Die Schönholzer Heide, seit dem 19. Jahrhundert ein beliebtes Ausflugsziel für Berliner Familien, wurde im II. Weltkrieg in ein großes Zwangsarbeiterlager umgewandelt.
Nach dem Krieg entstand im nordwestlichen Teil des Parks von Mai 1947 bis November
1949 nach Entwürfen der Sowjetischen Architektengruppe Konstantin A. Solowjew,
M. Belarnzew und W.D. Koroljew und des Bildhauers Iwan G. Perschudtschew ein
Soldatenfriedhof, auf dem die sterblichen Überreste von über 13.000 Offizieren
und Soldaten der Roten Armee beigesetzt wurden, die bei den Endkämpfen
um Berlin im April/Mai 1945 starben - unter ihnen auch 120 Frauen.
Vom Vorplatz an der Germanenstraße führt eine Lindenallee zum Ehrenhain.
Den Zugang flankieren zwei Granitpfeiler mit symbolischen Kränzen sowie
Bronzeschalen mit ewig brennender Flamme. An beiden Seiten des Haupteingangs
erheben sich Ecktürme aus rotem Granit. Die seitlichen Großreliefs
aus Bronze stellen das kämpfende und trauernde Sowjetvolk dar. An den Außenmauern,
die sich an die Turmbauten anschließen,
befinden sich acht Wappen in Kartuschenform mit den Signa der sowjetischen Waffengattungen.

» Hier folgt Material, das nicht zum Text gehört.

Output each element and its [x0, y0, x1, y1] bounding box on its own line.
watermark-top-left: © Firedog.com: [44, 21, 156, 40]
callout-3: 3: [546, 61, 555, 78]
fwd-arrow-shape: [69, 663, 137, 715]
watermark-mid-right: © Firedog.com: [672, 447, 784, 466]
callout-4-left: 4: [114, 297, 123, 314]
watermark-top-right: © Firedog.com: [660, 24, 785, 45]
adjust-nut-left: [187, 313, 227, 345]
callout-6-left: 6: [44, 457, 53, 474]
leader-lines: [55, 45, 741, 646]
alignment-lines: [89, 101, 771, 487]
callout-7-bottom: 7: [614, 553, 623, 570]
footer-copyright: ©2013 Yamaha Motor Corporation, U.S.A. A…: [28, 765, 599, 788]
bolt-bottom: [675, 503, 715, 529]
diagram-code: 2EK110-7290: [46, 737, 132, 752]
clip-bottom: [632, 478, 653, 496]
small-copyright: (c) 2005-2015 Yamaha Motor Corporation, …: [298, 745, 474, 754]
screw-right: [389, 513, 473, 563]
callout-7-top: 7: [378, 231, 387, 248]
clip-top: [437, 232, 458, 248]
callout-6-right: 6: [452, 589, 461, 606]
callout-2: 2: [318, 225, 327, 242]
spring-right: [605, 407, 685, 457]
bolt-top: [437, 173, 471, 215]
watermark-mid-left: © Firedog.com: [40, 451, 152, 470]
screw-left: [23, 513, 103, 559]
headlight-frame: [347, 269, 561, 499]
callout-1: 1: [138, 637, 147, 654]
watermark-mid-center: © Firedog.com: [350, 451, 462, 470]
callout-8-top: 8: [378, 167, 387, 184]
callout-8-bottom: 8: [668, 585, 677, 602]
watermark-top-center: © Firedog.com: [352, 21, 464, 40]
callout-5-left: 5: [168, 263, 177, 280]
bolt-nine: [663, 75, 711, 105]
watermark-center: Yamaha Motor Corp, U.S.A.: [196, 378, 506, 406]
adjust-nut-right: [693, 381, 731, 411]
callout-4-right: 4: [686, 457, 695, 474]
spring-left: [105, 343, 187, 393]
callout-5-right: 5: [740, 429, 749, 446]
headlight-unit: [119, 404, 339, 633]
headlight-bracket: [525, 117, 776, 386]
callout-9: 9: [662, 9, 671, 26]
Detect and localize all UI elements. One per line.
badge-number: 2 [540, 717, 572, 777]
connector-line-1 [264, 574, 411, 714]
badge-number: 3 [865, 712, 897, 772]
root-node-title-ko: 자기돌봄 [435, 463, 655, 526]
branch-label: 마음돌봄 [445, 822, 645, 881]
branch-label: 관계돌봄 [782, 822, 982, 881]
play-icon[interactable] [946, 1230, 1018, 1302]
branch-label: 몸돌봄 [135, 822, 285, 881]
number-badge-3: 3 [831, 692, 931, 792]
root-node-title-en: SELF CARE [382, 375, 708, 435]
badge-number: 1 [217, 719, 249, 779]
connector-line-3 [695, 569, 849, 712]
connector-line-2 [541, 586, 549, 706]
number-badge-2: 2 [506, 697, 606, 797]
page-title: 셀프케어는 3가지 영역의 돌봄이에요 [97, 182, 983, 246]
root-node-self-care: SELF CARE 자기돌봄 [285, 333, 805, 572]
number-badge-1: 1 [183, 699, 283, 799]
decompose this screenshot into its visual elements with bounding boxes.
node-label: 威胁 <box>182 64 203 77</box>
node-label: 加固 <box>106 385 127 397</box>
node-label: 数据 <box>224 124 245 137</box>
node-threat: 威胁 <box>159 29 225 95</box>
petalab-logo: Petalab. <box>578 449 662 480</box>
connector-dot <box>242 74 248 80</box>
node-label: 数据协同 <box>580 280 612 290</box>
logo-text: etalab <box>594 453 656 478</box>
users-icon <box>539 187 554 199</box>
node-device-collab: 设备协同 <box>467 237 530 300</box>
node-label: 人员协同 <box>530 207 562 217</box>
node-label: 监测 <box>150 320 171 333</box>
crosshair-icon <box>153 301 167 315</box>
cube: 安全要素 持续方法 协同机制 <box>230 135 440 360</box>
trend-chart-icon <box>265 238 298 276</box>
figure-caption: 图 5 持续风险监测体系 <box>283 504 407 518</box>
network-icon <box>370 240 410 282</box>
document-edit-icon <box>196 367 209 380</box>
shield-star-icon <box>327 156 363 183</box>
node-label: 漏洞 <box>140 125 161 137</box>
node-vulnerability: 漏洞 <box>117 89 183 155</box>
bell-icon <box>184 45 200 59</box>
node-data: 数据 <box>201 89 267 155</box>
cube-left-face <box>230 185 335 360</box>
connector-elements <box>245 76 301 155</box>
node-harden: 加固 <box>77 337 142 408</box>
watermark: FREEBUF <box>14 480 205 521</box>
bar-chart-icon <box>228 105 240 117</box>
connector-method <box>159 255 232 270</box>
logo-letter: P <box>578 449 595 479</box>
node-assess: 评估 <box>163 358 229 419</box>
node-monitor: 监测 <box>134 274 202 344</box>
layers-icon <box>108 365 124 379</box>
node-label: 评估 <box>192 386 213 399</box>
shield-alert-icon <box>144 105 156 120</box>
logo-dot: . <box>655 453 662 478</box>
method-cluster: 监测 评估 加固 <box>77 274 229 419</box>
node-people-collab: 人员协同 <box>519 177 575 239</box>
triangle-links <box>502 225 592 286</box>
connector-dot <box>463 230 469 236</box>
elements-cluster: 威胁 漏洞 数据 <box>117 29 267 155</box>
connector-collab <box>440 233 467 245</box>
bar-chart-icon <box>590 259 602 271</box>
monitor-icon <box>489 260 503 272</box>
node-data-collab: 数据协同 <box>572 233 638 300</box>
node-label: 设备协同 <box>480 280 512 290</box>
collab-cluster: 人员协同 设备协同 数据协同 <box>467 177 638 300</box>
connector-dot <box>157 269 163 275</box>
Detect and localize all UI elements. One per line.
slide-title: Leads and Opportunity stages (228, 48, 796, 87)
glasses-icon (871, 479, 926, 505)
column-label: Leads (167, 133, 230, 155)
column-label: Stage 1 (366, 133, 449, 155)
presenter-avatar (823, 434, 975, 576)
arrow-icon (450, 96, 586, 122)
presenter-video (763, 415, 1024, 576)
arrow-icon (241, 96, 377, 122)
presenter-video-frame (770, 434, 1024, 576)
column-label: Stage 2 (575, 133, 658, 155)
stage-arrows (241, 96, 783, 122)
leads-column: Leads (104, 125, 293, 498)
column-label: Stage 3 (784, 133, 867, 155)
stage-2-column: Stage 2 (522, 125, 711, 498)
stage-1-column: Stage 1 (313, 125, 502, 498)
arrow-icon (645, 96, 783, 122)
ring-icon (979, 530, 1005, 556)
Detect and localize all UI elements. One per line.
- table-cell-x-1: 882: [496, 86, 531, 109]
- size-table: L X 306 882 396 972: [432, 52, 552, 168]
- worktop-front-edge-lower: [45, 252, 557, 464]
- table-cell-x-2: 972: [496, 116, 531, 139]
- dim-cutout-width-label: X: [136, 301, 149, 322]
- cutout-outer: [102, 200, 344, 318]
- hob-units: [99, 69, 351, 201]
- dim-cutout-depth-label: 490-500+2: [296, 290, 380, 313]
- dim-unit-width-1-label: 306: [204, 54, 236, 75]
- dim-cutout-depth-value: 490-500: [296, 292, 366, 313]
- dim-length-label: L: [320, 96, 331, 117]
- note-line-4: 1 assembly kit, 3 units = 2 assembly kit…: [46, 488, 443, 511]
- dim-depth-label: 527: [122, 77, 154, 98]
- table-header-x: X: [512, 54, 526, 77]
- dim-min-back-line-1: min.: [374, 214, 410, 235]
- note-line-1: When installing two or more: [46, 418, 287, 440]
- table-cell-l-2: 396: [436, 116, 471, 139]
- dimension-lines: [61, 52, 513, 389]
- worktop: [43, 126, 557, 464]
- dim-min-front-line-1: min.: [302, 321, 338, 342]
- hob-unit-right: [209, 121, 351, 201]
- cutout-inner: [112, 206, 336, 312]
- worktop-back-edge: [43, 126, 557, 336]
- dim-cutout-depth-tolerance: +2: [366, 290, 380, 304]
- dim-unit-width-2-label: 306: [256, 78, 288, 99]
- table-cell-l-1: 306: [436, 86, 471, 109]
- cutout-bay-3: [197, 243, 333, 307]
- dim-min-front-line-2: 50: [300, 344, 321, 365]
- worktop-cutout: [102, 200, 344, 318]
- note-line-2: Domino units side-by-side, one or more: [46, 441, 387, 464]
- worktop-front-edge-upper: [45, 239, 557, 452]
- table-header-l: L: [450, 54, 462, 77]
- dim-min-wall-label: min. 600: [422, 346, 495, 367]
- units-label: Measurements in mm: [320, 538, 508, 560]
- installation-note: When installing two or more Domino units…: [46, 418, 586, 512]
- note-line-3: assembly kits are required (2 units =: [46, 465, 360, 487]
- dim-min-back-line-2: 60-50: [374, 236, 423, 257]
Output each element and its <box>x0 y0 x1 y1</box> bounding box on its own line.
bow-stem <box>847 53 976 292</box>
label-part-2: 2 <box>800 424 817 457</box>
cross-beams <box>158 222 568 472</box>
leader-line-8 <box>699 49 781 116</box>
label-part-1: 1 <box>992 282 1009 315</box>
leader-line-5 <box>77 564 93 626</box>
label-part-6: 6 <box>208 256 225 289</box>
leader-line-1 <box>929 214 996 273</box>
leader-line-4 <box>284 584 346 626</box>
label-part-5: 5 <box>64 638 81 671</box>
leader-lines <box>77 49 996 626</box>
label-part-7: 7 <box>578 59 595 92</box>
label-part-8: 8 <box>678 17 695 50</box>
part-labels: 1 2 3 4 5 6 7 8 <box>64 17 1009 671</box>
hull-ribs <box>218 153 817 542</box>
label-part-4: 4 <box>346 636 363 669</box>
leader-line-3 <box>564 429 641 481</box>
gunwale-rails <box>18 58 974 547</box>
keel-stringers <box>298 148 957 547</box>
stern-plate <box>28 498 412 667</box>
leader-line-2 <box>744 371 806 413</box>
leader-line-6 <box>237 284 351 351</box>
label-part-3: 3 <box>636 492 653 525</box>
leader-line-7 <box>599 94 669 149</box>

An den Wänden der beiden Turmbauten, in denen jeweils eine etwa anderthalb
Meter hohe Bronzeurne ohne Inhalt steht, sind Aussprüche Stalins in deutscher
und russischer Sprache angebracht.
Ein mehrfarbiges, aus hundert Einzelteilen zusammengesetztes Oberlicht mit einer
Wappendarstellung der Sowjetunion ziert den an eine altägyptische
Grabkammer erinnernden rechten Innenraum. Der Weg zum Zentrum des Ehrenmals mit
einem
Obelisk führt an 16 Grabkammern
vorbei, in denen 1182 Angehörige der Roten Armee bestattet wurden.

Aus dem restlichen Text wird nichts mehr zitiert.